Le procès Exxon était annoncé comme hors norme. Il n’a pas usurpé le terme. Après trois semaines, le vice- procureur de l’État de New York, qui assignait le pétrolier, a créé la surprise, si ce n’est la stupeur, en abandonnant trois des quatre charges qui pesaient sur la multinationale.
Abandonnées les accusations d’avoir trompé les actionnaires sur le coût réel du changement climatique et diffusé de fausses informations les ayant conduits à acheter des actions surévaluées. Abandonnée aussi la charge de fraude de la "common law" fédérale. Seule reste une charge, basée sur un axe très spécifique du droit de l’État de New York, le Martin Act, qu’Exxon aurait violé en diffusant des déclarations trompeuses quant à l’utilisation de deux outils différents permettant d’intégrer le coût indirect du carbone.
Une "blague cruelle" selon Exxon
La stratégie peut sembler déroutante. Les charges de tromperies des actionnaires apparaissaient comme phares depuis le dépôt de la plainte. Mais celles-ci ont pu sembler manquer de solidité. Déjà, en août dernier, la SEC, le gendarme de la bourse américain, avait classé sans suite une enquête de près de deux ans sur les pratiques comptables du pétrolier et de l’impact financier des politiques publiques contre le réchauffement climatique sur ses résultats.
Pendant le procès, les débats ont également pu tourner à l’avantage du pétrolier. Le Wall Street Journal ayant été jusqu’à le qualifier de "parodie de procès climatique". Pour Exxon, "cette affaire est presque une blague, mais une blague cruelle car la réputation de beaucoup de personnes – dont l’ex directeur général Rex Tillerson- a été endommagée par le dépôt de la plainte", a de son côté déclaré l’avocat du pétrolier, Theodore Wells.
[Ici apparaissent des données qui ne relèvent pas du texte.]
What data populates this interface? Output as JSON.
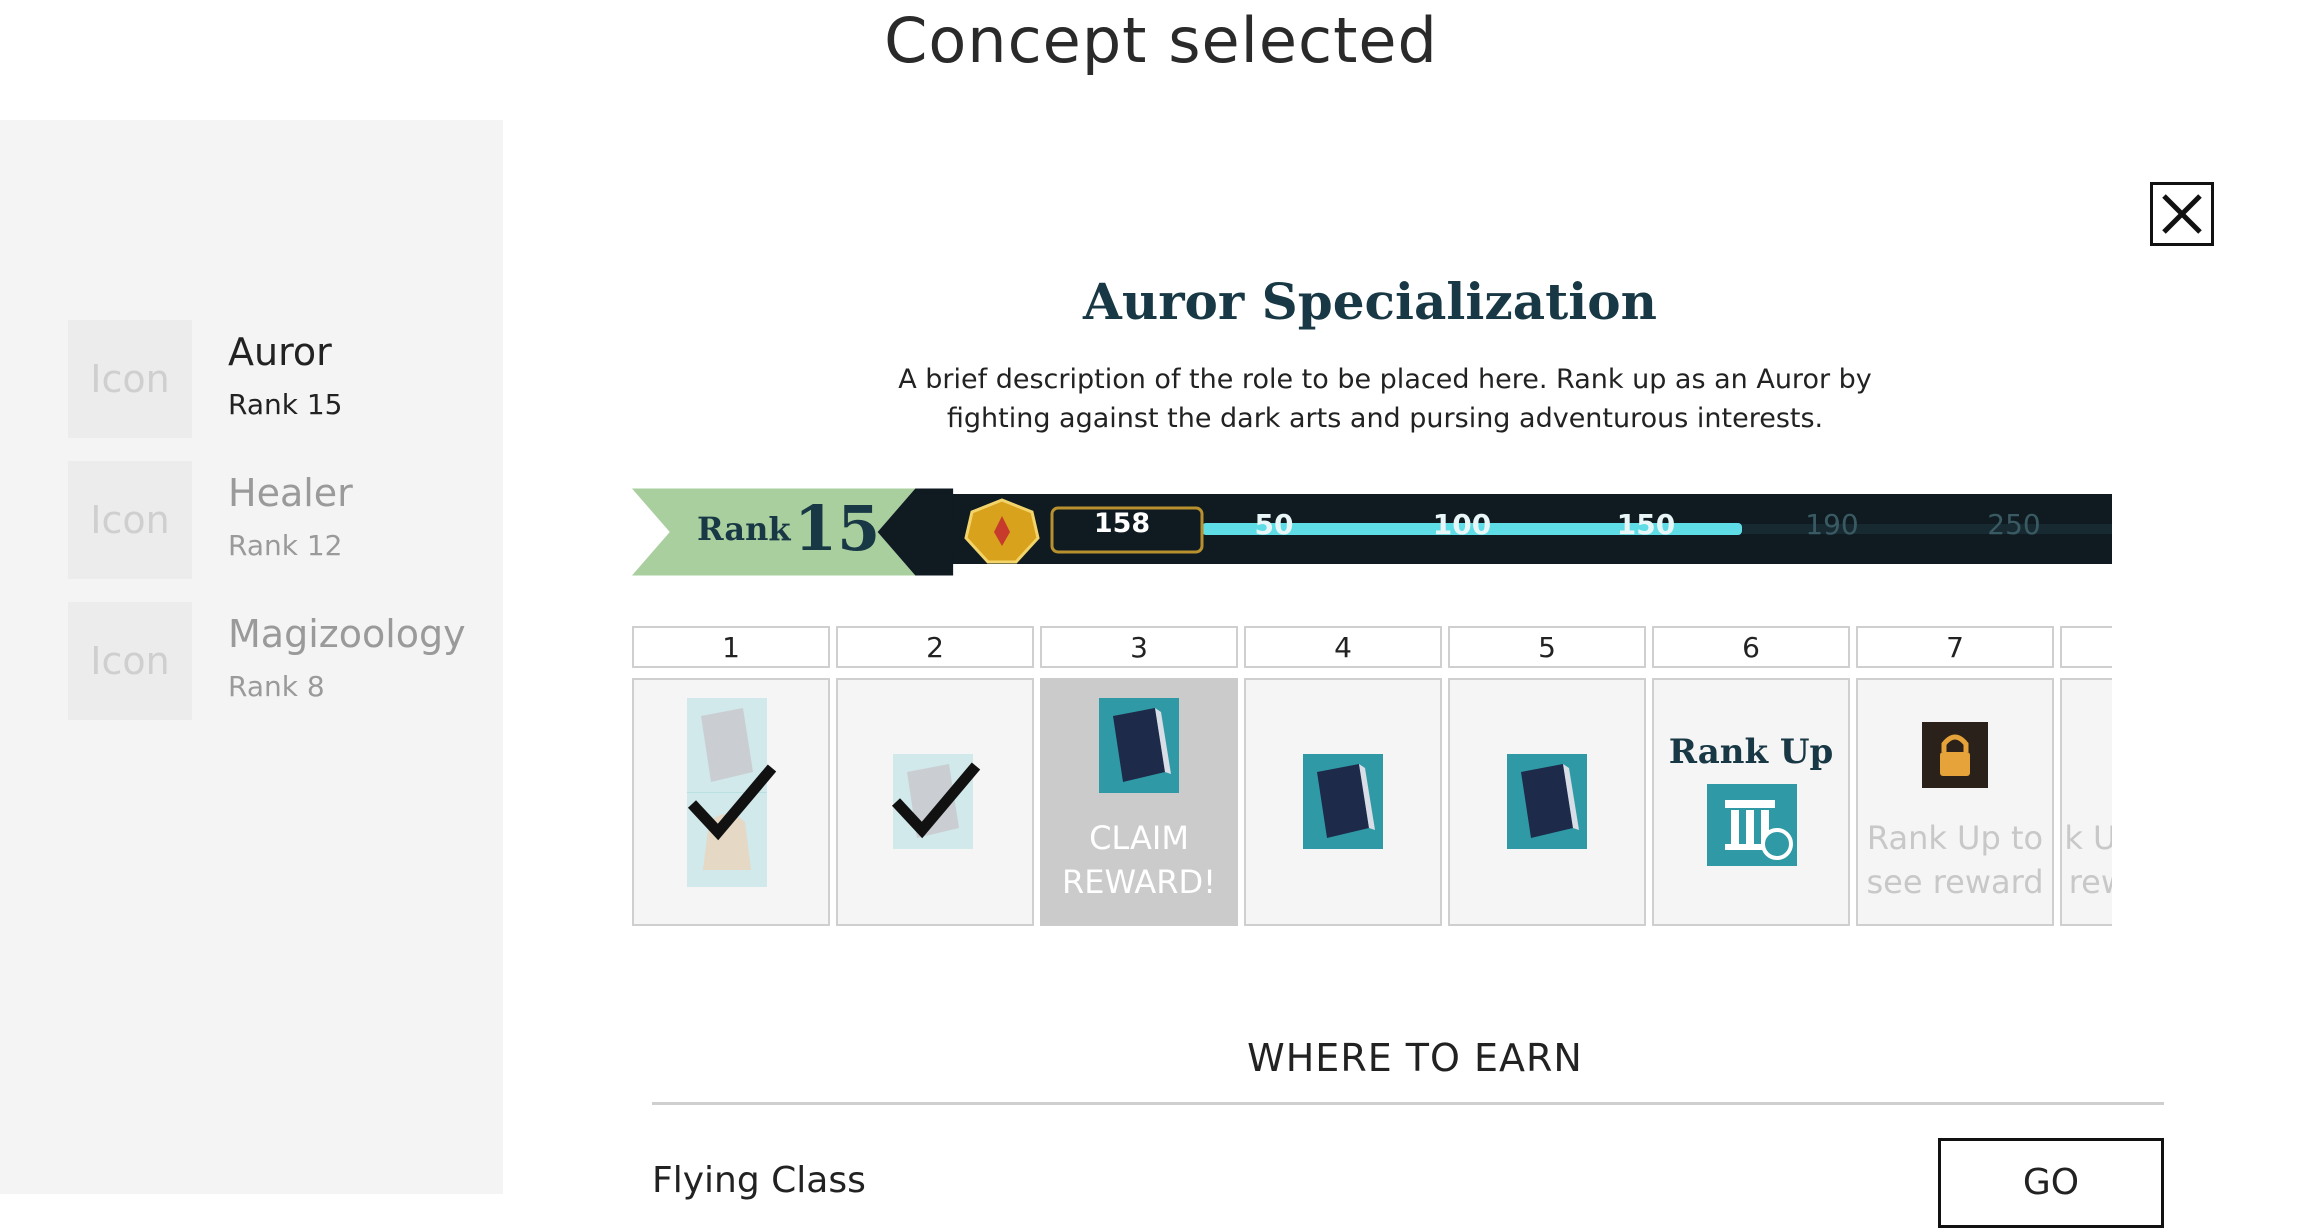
{
  "page_title": "Concept selected",
  "specializations": [
    {
      "icon_label": "Icon",
      "name": "Auror",
      "rank": "Rank 15"
    },
    {
      "icon_label": "Icon",
      "name": "Healer",
      "rank": "Rank 12"
    },
    {
      "icon_label": "Icon",
      "name": "Magizoology",
      "rank": "Rank 8"
    }
  ],
  "panel": {
    "title": "Auror Specialization",
    "description": "A brief description of the role to be placed here. Rank up as an Auror by fighting against the dark arts and pursing adventurous interests."
  },
  "rank_bar": {
    "label": "Rank",
    "number": "15",
    "xp": "158",
    "milestones": [
      "50",
      "100",
      "150",
      "190",
      "250"
    ]
  },
  "rewards": {
    "columns": [
      "1",
      "2",
      "3",
      "4",
      "5",
      "6",
      "7",
      ""
    ],
    "claim_label": "CLAIM REWARD!",
    "rank_up_label": "Rank Up",
    "locked_label": "Rank Up to see reward"
  },
  "earn": {
    "title": "WHERE TO EARN",
    "items": [
      {
        "name": "Flying Class",
        "button": "GO"
      }
    ]
  },
  "colors": {
    "accent": "#173844",
    "ribbon": "#a9cf9f",
    "xp_bar": "#5fdde6",
    "strip": "#0f1b21"
  }
}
A l’annonce de l’abandon des trois charges, celui-ci s’en est d’ailleurs offusqué, suggérant que le procureur avait abandonné les charges à des fins stratégiques, ayant manqué de preuves face à un dossier "sans fondement".
Eviter de blanchir Exxon
En se concentrant sur la dernière charge, l’État de New York n’aura en effet "pas à prouver son intention, ni de démontrer que les investisseurs se sont fiés aux informations prétendues fausses", précise Bloomberg. Il évite ainsi d’obtenir un blanchissement du pétrolier sur ces charges, ce qui aurait pu hypothéquer la suite des autres procès en cours, notamment celui du Massachussetts qui accuse l’entreprise d’avoir non seulement trompé les actionnaires mais aussi les consommateurs.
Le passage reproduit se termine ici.